In a statement, LaMorie’s mother Jill Harrington called her son’s death avoidable.
The attorney general’s decision “sends the wrong message,” she said, and risks undermining the state’s progress toward a more humane and effective crisis response system.
The officers “came to the scene completely unprepared, without the proper equipment, the proper plan, and treating Alex’s life-threatening behavioral-medical crisis like a crime,” she said.
She believes the officers’ actions met the definition of gross negligence and warranted a charge of involuntary manslaughter.
The Howard County Police Department “respects and appreciates the thorough independent investigation conducted by the AG’s office,” spokeswoman Sherry Llewellyn said in an email Tuesday afternoon.
LaMorie’s death sparked grief and anxiety among residents within the celebrated housing complex, which local leaders lauded as a pioneering solution to housing instability affecting low-income adults with disabilities as well as older adults and families with children.
Howard County Police have long had a partnership with the nonprofit crisis intervention center Grassroots, which operates a 24-hour mobile crisis team to respond to psychiatric emergencies, family crises and traumatic events. The three officers did not reach out to the Grassroots team on the night of the shooting. Body camera footage from the incident shows one officer asking another if he had a Taser.
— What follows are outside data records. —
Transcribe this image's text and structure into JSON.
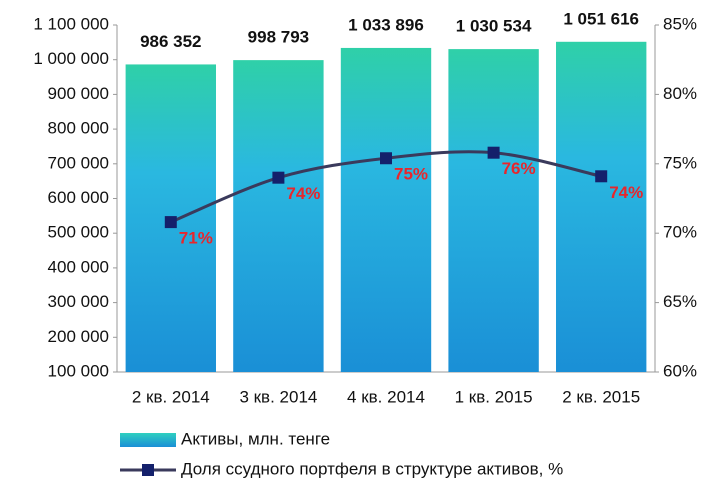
{
  "chart_data": {
    "type": "bar",
    "categories": [
      "2 кв. 2014",
      "3 кв. 2014",
      "4 кв. 2014",
      "1 кв. 2015",
      "2 кв. 2015"
    ],
    "series": [
      {
        "name": "Активы, млн. тенге",
        "color": "#1a8fd6",
        "values": [
          986352,
          998793,
          1033896,
          1030534,
          1051616
        ],
        "value_labels": [
          "986 352",
          "998 793",
          "1 033 896",
          "1 030 534",
          "1 051 616"
        ]
      },
      {
        "name": "Доля ссудного портфеля в структуре активов, %",
        "type": "line",
        "axis": "y2",
        "color": "#3a3a5c",
        "marker_color": "#14206b",
        "label_color": "#e8262c",
        "values": [
          70.8,
          74.0,
          75.4,
          75.8,
          74.1
        ],
        "value_labels": [
          "71%",
          "74%",
          "75%",
          "76%",
          "74%"
        ]
      }
    ],
    "ylim": [
      100000,
      1100000
    ],
    "yticks": [
      {
        "value": 100000,
        "label": "100 000"
      },
      {
        "value": 200000,
        "label": "200 000"
      },
      {
        "value": 300000,
        "label": "300 000"
      },
      {
        "value": 400000,
        "label": "400 000"
      },
      {
        "value": 500000,
        "label": "500 000"
      },
      {
        "value": 600000,
        "label": "600 000"
      },
      {
        "value": 700000,
        "label": "700 000"
      },
      {
        "value": 800000,
        "label": "800 000"
      },
      {
        "value": 900000,
        "label": "900 000"
      },
      {
        "value": 1000000,
        "label": "1 000 000"
      },
      {
        "value": 1100000,
        "label": "1 100 000"
      }
    ],
    "y2lim": [
      60,
      85
    ],
    "y2ticks": [
      {
        "value": 60,
        "label": "60%"
      },
      {
        "value": 65,
        "label": "65%"
      },
      {
        "value": 70,
        "label": "70%"
      },
      {
        "value": 75,
        "label": "75%"
      },
      {
        "value": 80,
        "label": "80%"
      },
      {
        "value": 85,
        "label": "85%"
      }
    ],
    "grid": false,
    "legend": "bottom"
  }
}
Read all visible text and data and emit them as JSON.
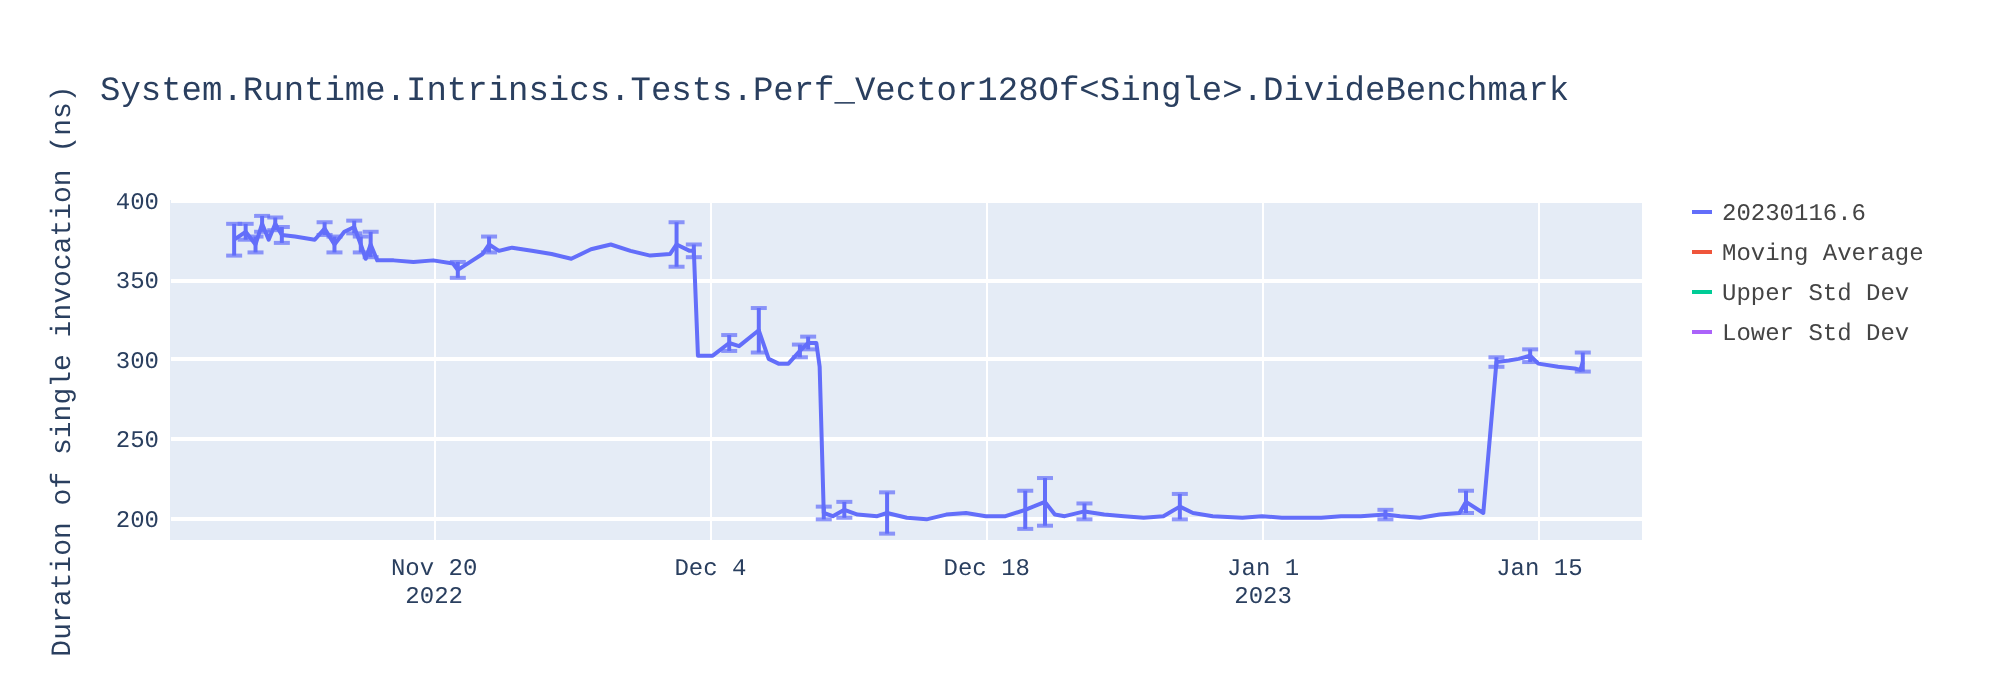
{
  "chart_data": {
    "type": "line",
    "title": "System.Runtime.Intrinsics.Tests.Perf_Vector128Of<Single>.DivideBenchmark",
    "ylabel": "Duration of single invocation (ns)",
    "x": [
      "2022-11-09T22:00",
      "2022-11-10T12:00",
      "2022-11-11T00:00",
      "2022-11-11T08:00",
      "2022-11-11T16:00",
      "2022-11-12T00:00",
      "2022-11-12T08:00",
      "2022-11-13T00:00",
      "2022-11-14T00:00",
      "2022-11-14T12:00",
      "2022-11-15T00:00",
      "2022-11-15T12:00",
      "2022-11-16T00:00",
      "2022-11-16T08:00",
      "2022-11-16T14:00",
      "2022-11-16T20:00",
      "2022-11-17T04:00",
      "2022-11-18T00:00",
      "2022-11-19T00:00",
      "2022-11-20T00:00",
      "2022-11-21T00:00",
      "2022-11-21T06:00",
      "2022-11-22T00:00",
      "2022-11-22T12:00",
      "2022-11-22T20:00",
      "2022-11-23T08:00",
      "2022-11-24T00:00",
      "2022-11-25T00:00",
      "2022-11-26T00:00",
      "2022-11-27T00:00",
      "2022-11-28T00:00",
      "2022-11-29T00:00",
      "2022-11-30T00:00",
      "2022-12-01T00:00",
      "2022-12-02T00:00",
      "2022-12-02T08:00",
      "2022-12-03T00:00",
      "2022-12-03T05:00",
      "2022-12-03T10:00",
      "2022-12-04T04:00",
      "2022-12-05T00:00",
      "2022-12-05T12:00",
      "2022-12-06T12:00",
      "2022-12-07T00:00",
      "2022-12-07T12:00",
      "2022-12-08T00:00",
      "2022-12-08T14:00",
      "2022-12-09T00:00",
      "2022-12-09T10:00",
      "2022-12-09T14:00",
      "2022-12-09T19:00",
      "2022-12-10T06:00",
      "2022-12-10T20:00",
      "2022-12-11T12:00",
      "2022-12-12T12:00",
      "2022-12-13T00:00",
      "2022-12-14T00:00",
      "2022-12-15T00:00",
      "2022-12-16T00:00",
      "2022-12-17T00:00",
      "2022-12-18T00:00",
      "2022-12-19T00:00",
      "2022-12-20T00:00",
      "2022-12-21T00:00",
      "2022-12-21T12:00",
      "2022-12-22T00:00",
      "2022-12-23T00:00",
      "2022-12-24T00:00",
      "2022-12-25T00:00",
      "2022-12-26T00:00",
      "2022-12-27T00:00",
      "2022-12-27T20:00",
      "2022-12-28T12:00",
      "2022-12-29T12:00",
      "2022-12-31T00:00",
      "2023-01-01T00:00",
      "2023-01-02T00:00",
      "2023-01-03T00:00",
      "2023-01-04T00:00",
      "2023-01-05T00:00",
      "2023-01-06T00:00",
      "2023-01-07T06:00",
      "2023-01-08T00:00",
      "2023-01-09T00:00",
      "2023-01-10T00:00",
      "2023-01-11T00:00",
      "2023-01-11T08:00",
      "2023-01-12T05:00",
      "2023-01-12T21:00",
      "2023-01-13T12:00",
      "2023-01-14T00:00",
      "2023-01-14T14:00",
      "2023-01-15T00:00",
      "2023-01-16T00:00",
      "2023-01-16T20:00",
      "2023-01-17T03:00",
      "2023-01-17T06:00"
    ],
    "series": [
      {
        "name": "20230116.6",
        "color": "#636efa",
        "values": [
          375,
          380,
          372,
          385,
          375,
          385,
          378,
          377,
          375,
          382,
          372,
          380,
          383,
          372,
          363,
          372,
          362,
          362,
          361,
          362,
          360,
          356,
          362,
          366,
          372,
          368,
          370,
          368,
          366,
          363,
          369,
          372,
          368,
          365,
          366,
          372,
          368,
          368,
          302,
          302,
          310,
          308,
          318,
          300,
          297,
          297,
          305,
          310,
          310,
          295,
          203,
          201,
          205,
          202,
          201,
          203,
          200,
          199,
          202,
          203,
          201,
          201,
          205,
          210,
          202,
          201,
          204,
          202,
          201,
          200,
          201,
          207,
          203,
          201,
          200,
          201,
          200,
          200,
          200,
          201,
          201,
          202,
          201,
          200,
          202,
          203,
          210,
          203,
          298,
          299,
          300,
          302,
          297,
          295,
          294,
          293,
          298
        ],
        "errors": [
          10,
          5,
          5,
          5,
          null,
          4,
          5,
          null,
          null,
          4,
          5,
          null,
          4,
          5,
          null,
          8,
          null,
          null,
          null,
          null,
          null,
          5,
          null,
          null,
          5,
          null,
          null,
          null,
          null,
          null,
          null,
          null,
          null,
          null,
          null,
          14,
          null,
          4,
          null,
          null,
          5,
          null,
          14,
          null,
          null,
          null,
          4,
          4,
          null,
          null,
          4,
          null,
          5,
          null,
          null,
          13,
          null,
          null,
          null,
          null,
          null,
          null,
          12,
          15,
          null,
          null,
          5,
          null,
          null,
          null,
          null,
          8,
          null,
          null,
          null,
          null,
          null,
          null,
          null,
          null,
          null,
          3,
          null,
          null,
          null,
          null,
          7,
          null,
          3,
          null,
          null,
          4,
          null,
          null,
          null,
          null,
          6
        ]
      },
      {
        "name": "Moving Average",
        "color": "#ef553b",
        "values": [
          null,
          null,
          null,
          null,
          null,
          null,
          null,
          null,
          null,
          null,
          null,
          null,
          null,
          null,
          null,
          null,
          null,
          null,
          null,
          null,
          null,
          null,
          null,
          null,
          null,
          null,
          null,
          null,
          null,
          null,
          null,
          null,
          null,
          null,
          null,
          null,
          null,
          null,
          null,
          null,
          null,
          null,
          null,
          null,
          null,
          null,
          null,
          null,
          null,
          null,
          null,
          null,
          null,
          null,
          null,
          null,
          null,
          null,
          null,
          null,
          null,
          null,
          null,
          null,
          null,
          null,
          null,
          null,
          null,
          null,
          null,
          null,
          null,
          null,
          null,
          null,
          null,
          null,
          null,
          null,
          null,
          null,
          null,
          null,
          null,
          null,
          null,
          null,
          null,
          null,
          null,
          null,
          null,
          null,
          null,
          null,
          null
        ]
      },
      {
        "name": "Upper Std Dev",
        "color": "#00cc96",
        "values": [
          null,
          null,
          null,
          null,
          null,
          null,
          null,
          null,
          null,
          null,
          null,
          null,
          null,
          null,
          null,
          null,
          null,
          null,
          null,
          null,
          null,
          null,
          null,
          null,
          null,
          null,
          null,
          null,
          null,
          null,
          null,
          null,
          null,
          null,
          null,
          null,
          null,
          null,
          null,
          null,
          null,
          null,
          null,
          null,
          null,
          null,
          null,
          null,
          null,
          null,
          null,
          null,
          null,
          null,
          null,
          null,
          null,
          null,
          null,
          null,
          null,
          null,
          null,
          null,
          null,
          null,
          null,
          null,
          null,
          null,
          null,
          null,
          null,
          null,
          null,
          null,
          null,
          null,
          null,
          null,
          null,
          null,
          null,
          null,
          null,
          null,
          null,
          null,
          null,
          null,
          null,
          null,
          null,
          null,
          null,
          null,
          null
        ]
      },
      {
        "name": "Lower Std Dev",
        "color": "#ab63fa",
        "values": [
          null,
          null,
          null,
          null,
          null,
          null,
          null,
          null,
          null,
          null,
          null,
          null,
          null,
          null,
          null,
          null,
          null,
          null,
          null,
          null,
          null,
          null,
          null,
          null,
          null,
          null,
          null,
          null,
          null,
          null,
          null,
          null,
          null,
          null,
          null,
          null,
          null,
          null,
          null,
          null,
          null,
          null,
          null,
          null,
          null,
          null,
          null,
          null,
          null,
          null,
          null,
          null,
          null,
          null,
          null,
          null,
          null,
          null,
          null,
          null,
          null,
          null,
          null,
          null,
          null,
          null,
          null,
          null,
          null,
          null,
          null,
          null,
          null,
          null,
          null,
          null,
          null,
          null,
          null,
          null,
          null,
          null,
          null,
          null,
          null,
          null,
          null,
          null,
          null,
          null,
          null,
          null,
          null,
          null,
          null,
          null,
          null
        ]
      }
    ],
    "xlim": [
      "2022-11-06T16:00",
      "2023-01-20T06:00"
    ],
    "xticks": [
      {
        "value": "2022-11-20",
        "label": "Nov 20\n2022"
      },
      {
        "value": "2022-12-04",
        "label": "Dec 4"
      },
      {
        "value": "2022-12-18",
        "label": "Dec 18"
      },
      {
        "value": "2023-01-01",
        "label": "Jan 1\n2023"
      },
      {
        "value": "2023-01-15",
        "label": "Jan 15"
      }
    ],
    "ylim": [
      186,
      400
    ],
    "yticks": [
      200,
      250,
      300,
      350,
      400
    ],
    "grid": true,
    "legend": "top right",
    "marker": "none",
    "line_style": "solid"
  }
}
He replied that he did not.
In the weeks following LaMorie’s death, Howard County purchased 200 Tasers for police officers to use as alternative devices in dangerous and unpredictable circumstances.
The county also promoted a voluntary, confidential 911 flagging program for residents to notify police of mental, intellectual or physical health concerns before they arrive to a scene.
The Police Department is under new leadership this summer following Chief Gregory Der’s retirement on June 1. County Executive Calvin Ball appointed Maj. Terrence Benn to serve as interim chief.
In May, Benn pledged that the department’s priorities will include helping people with mental health issues and disabilities as well as young people.
“The highest return on public safety is prevention,” he said at the time.